Ilarion peered closely at the distant glowing image with eyes weakened from decades of reading in low light, barely making out a glint of reflection standing on the horizon. Suddenly he felt uncertain as to why he had come all this way.
“Are you ready, Father?” Alexander said, interrupting his bleak thoughts. “It will be such a wonderful surprise!”
The monk took a breath, setting his shoulders under the cassock, and nodded. “I am ready.”
I did it! The triumph that coursed through Chad felt like fire. Under all the layers of his spacesuit, he could feel that he had an erection. He turned to Svetlana. “We’re here!”
She abruptly turned her head and looked outside, uncomfortable with the intensity of his stare. This is not a nice man. But a very skilled pilot. She reached down surreptitiously and felt for the angular metal shape she’d transferred to the suit’s leg pocket, just in case.
The dust had settled around the ship far more quickly than she’d expected. Must be because there’s no air. She bounced a little on the balls of her feet inside the roominess of the suit. The strangeness of the low gravity was surprisingly unfamiliar, especially after her weeks in weightlessness. She felt clumsy in it.
Her gaze went to Lunokhod, silhouetted against the blackness of the horizon, harshly shadowed in the blazing sunlight. Chad was looking that way too, and pointed. “Lunokhod!” He pronounced it properly, the guttural sound of the “kho” very familiar in her ears. Who taught you to say that?
She turned to the window again and noticed glinting on the Moon’s surface. She realized it was crisscrossing tire tracks surrounding the silver rover and trailing off into the distance. They’ve been busy here.
Kaz’s voice broke into her thoughts. “Bulldog, you’ll be glad to hear we’ve polled the room, and you’re Stay for T-1.”
Each Mission Control technician had verified that their systems had survived the landing and that they were safe to stay on the Moon for the first orbit of Pursuit, high above their heads.
Michael’s voice came from Pursuit. “Good to hear. Stay there a while! I finally just got the place to myself, stretching my legs a bit.”
Svetlana listened as Chad talked with Houston, obviously verifying pressures and throwing switches. He reached back and unlatched something behind her, pulling a water gun on its hose into view.
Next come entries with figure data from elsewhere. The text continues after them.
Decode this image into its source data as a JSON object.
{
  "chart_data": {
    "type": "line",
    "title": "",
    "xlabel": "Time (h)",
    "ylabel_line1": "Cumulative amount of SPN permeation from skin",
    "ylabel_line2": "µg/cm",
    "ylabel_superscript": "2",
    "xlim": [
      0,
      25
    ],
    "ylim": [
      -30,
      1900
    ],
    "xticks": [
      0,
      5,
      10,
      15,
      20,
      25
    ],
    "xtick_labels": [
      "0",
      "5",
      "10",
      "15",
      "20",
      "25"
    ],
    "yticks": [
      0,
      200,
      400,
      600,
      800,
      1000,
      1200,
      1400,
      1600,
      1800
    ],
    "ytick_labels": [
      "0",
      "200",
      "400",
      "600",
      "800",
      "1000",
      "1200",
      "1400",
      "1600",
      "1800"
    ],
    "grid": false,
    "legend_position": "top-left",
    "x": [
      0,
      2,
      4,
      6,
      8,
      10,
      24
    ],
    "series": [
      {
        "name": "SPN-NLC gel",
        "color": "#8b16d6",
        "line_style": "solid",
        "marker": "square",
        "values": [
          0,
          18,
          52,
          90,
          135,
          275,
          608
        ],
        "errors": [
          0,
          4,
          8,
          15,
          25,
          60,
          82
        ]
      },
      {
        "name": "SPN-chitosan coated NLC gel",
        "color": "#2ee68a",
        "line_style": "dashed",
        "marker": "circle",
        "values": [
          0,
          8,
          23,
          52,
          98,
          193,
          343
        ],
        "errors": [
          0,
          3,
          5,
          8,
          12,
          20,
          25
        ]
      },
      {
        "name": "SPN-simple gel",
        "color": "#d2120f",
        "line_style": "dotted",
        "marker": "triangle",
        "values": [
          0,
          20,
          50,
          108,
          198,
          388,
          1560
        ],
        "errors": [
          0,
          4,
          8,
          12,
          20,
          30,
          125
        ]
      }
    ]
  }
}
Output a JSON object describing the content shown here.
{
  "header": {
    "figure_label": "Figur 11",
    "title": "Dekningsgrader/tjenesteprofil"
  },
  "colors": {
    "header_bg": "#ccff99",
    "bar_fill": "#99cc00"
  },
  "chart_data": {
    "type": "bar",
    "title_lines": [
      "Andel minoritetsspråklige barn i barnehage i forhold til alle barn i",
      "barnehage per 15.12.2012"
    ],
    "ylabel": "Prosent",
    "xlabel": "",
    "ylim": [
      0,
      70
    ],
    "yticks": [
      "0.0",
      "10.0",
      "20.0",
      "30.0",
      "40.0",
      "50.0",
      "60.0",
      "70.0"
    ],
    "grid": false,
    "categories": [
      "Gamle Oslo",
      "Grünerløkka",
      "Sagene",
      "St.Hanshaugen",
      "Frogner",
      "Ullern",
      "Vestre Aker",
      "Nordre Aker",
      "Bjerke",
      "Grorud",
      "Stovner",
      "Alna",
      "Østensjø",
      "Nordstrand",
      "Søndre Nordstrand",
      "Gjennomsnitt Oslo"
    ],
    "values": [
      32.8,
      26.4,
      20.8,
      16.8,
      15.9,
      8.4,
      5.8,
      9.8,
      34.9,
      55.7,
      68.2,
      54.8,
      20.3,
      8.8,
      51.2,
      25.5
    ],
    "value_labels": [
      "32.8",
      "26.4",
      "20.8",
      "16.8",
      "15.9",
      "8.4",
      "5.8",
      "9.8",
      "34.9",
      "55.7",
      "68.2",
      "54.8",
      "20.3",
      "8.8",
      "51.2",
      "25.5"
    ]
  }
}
He inserted it through the adapter on the side of his helmet, turned the red valve and took a long drink. Pulling it out, he offered it to her, and she mimicked what he had done, grateful for the liquid, suddenly aware of how thirsty breathing the dry oxygen in the suit had made her. She traced the hose back and restowed it.
“Cenk yu,” she said. Chad ignored her, focused on working procedures with Houston. She looked back outside.
Why had they landed so near Lunokhod? In the briefing, the interpreter had said there was going to be just one moonwalk, so landing here must serve the main purpose of the mission. But the astronaut’s death and her being on board had been a huge modification to their original plans. So was this new plan somehow related to her being there? She’d already reasoned that even though she was unfamiliar with the American equipment, they wouldn’t have risked sending Chad to the surface alone; if he fell or had suit problems, they needed someone to assist him. But the only thing they’d told her that she was going to do was to climb down the ladder, stand on the Moon, talk to Moscow and go back inside Bulldog. Typical window dressing! What were they really doing here?
Once she was down the ladder, she realized, no one could stop her from moving around. She’d definitely walk the distance to Lunokhod and have a detailed look. The Soviet engineers would appreciate her description of what the months on the Moon had done to it. She also wanted to figure out the reason for all the tracks. She’d look for what the rover was looking for.
Michael’s voice came through her headset. “Hey, Bulldog and Houston, Pursuit’s about to go behind the Moon. I’ll be back with you in forty-five minutes or so.”
Kaz responded. “Copy, Pursuit, enjoy the solitude. See you at 101:19 mission time—that’ll be 12:40, lunchtime here in Houston.”
Michael clicked his mic twice in response.
Chelomei smiled at the sound. Almost time. As soon as the orbiting ship was blocked by the Moon, he’d be able to talk to the crew on the surface. He’d been thinking carefully about what to say and how best to use the monk. He looked up to see the interpreter and the black-robed figure making their way towards his console, and glanced at the TsUP clock. He decided to wait another five minutes, just to be sure. He raised an open hand for the pair to stay back, out of earshot.